Concepedia

Publication | Closed Access

KEYNOTE-040: A phase III randomized trial of pembrolizumab (MK-3475) versus standard treatment in patients with recurrent or metastatic head and neck cancer.

36

Citations

0

References

2015

Year

Abstract

TPS6084 Background: Prognosis of patients with recurrent or metastatic head and neck squamous cell carcinoma (R/M HNSCC) is poor, with limited treatment options and survival rates of 6-9 months following standard-of-care (SOC) therapies. Pembrolizumab, a humanized IgG4 monoclonal antibody against PD-1 designed to block the interaction between PD-1 and its ligands PD-L1 and PD-L2, has demonstrated clinical efficacy by investigator review (confirmed and unconfirmed responses) in a phase I study of R/M HNSCC. Preliminary PD-L1 biomarker data suggest that response rate may be greater in PD-L1–positive patients. Methods: In this global open-label, phase III KEYNOTE-040 (NCT02252042) trial, 466 subjects with recurrent or metastatic HNSCC that have failed prior platinum therapy will be randomized (1:1) to pembrolizumab (200 mg Q3W) vs investigator’s choice SOC (single-agent methotrexate, docetaxel, or cetuximab). Randomization will be stratified by ECOG PS (0 vs 1), human papillomavirus (HPV) status in oropharyngeal cancer by p16 immunohistochemistry testing (positive vs negative), and centralized PD-L1 status (positive vs negative). Pembrolizumab will be given for ≤ 24 months or until disease progression, unacceptable toxicity, or investigator decision. AEs will be assessed according to NCI CTCAE, v4.0. Imaging will occur per RECIST v1.1 at 9 weeks and every 6 weeks thereafter. Modified RECIST, which allows for continued treatment after initial radiographic progression until confirmation imaging ≥ 4 weeks, will be used to account for unique responses seen with pembrolizumab.
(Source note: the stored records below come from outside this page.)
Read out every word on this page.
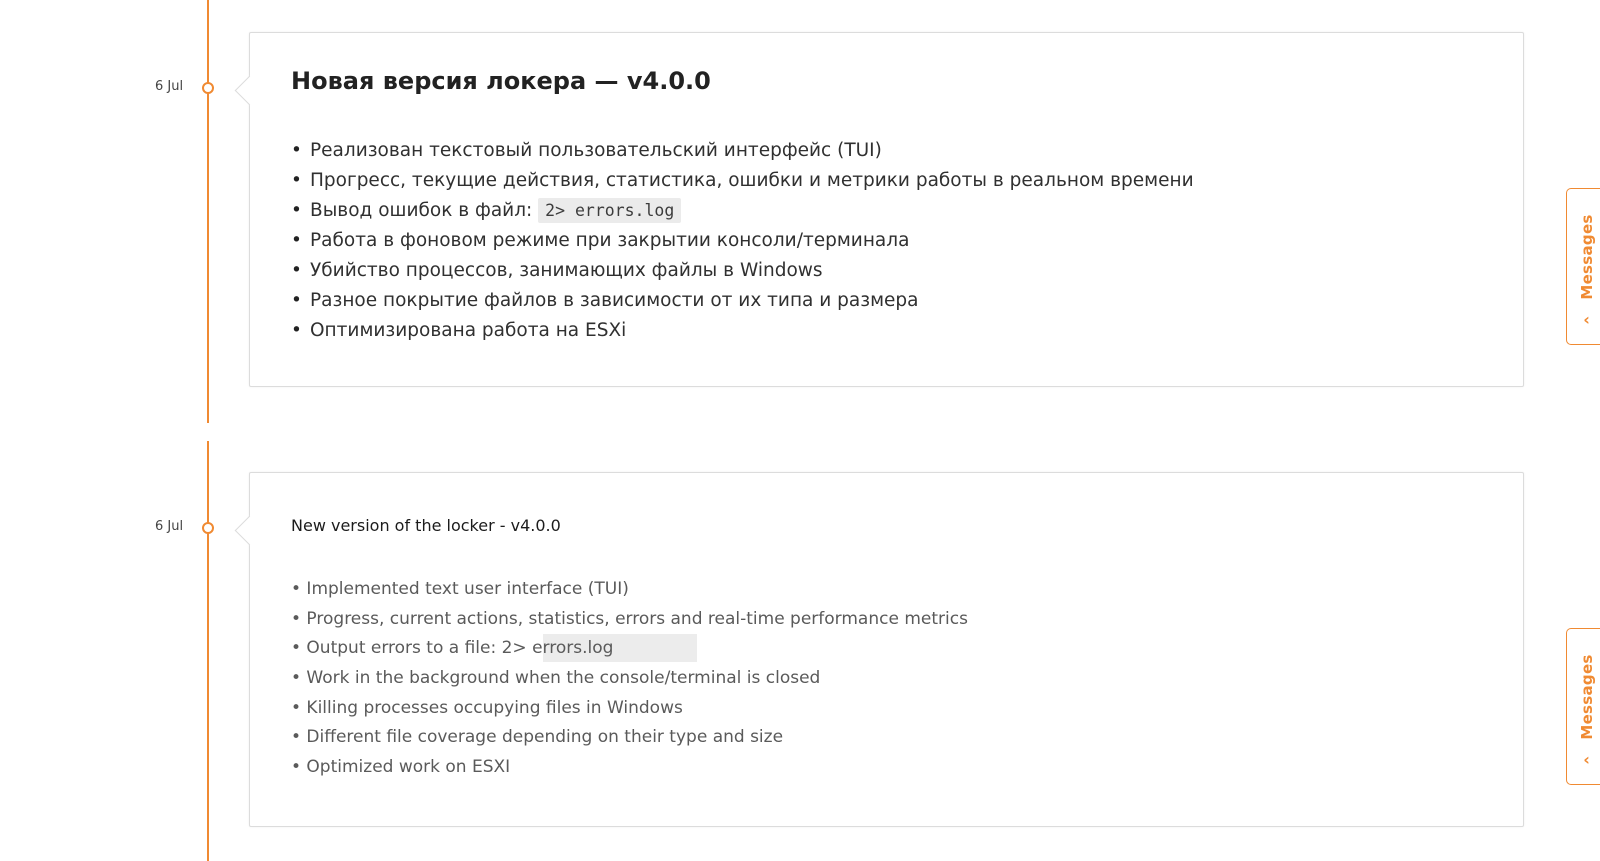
6 Jul	Новая версия локера — v4.0.0
• Реализован текстовый пользовательский интерфейс (TUI)
• Прогресс, текущие действия, статистика, ошибки и метрики работы в реальном времени
• Вывод ошибок в файл: 2> errors.log
• Работа в фоновом режиме при закрытии консоли/терминала
• Убийство процессов, занимающих файлы в Windows
• Разное покрытие файлов в зависимости от их типа и размера
• Оптимизирована работа на ESXi
6 Jul	New version of the locker - v4.0.0
• Implemented text user interface (TUI)
• Progress, current actions, statistics, errors and real-time performance metrics
• Output errors to a file: 2> errors.log
• Work in the background when the console/terminal is closed
• Killing processes occupying files in Windows
• Different file coverage depending on their type and size
• Optimized work on ESXI
Messages
‹
Messages
‹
Radiographic responses will be confirmed by independent central review by RECIST v1.1 and modified RECIST and analyzed in real time for verification of progressive disease by RECIST v1.1. Survival follow-up will occur every 12 weeks. Primary end points are progression free survival (PFS) and overall survival (OS); secondary end points include ORR, DOR and PFS, OS, and ORR in PD-L1+ patients. Treatment differences in PFS and OS will be assessed using stratified log-rank test; Hazard ratios with 95% confidence intervals will be estimated using stratified Cox proportional hazard models. Clinical trial information: NCT02252042.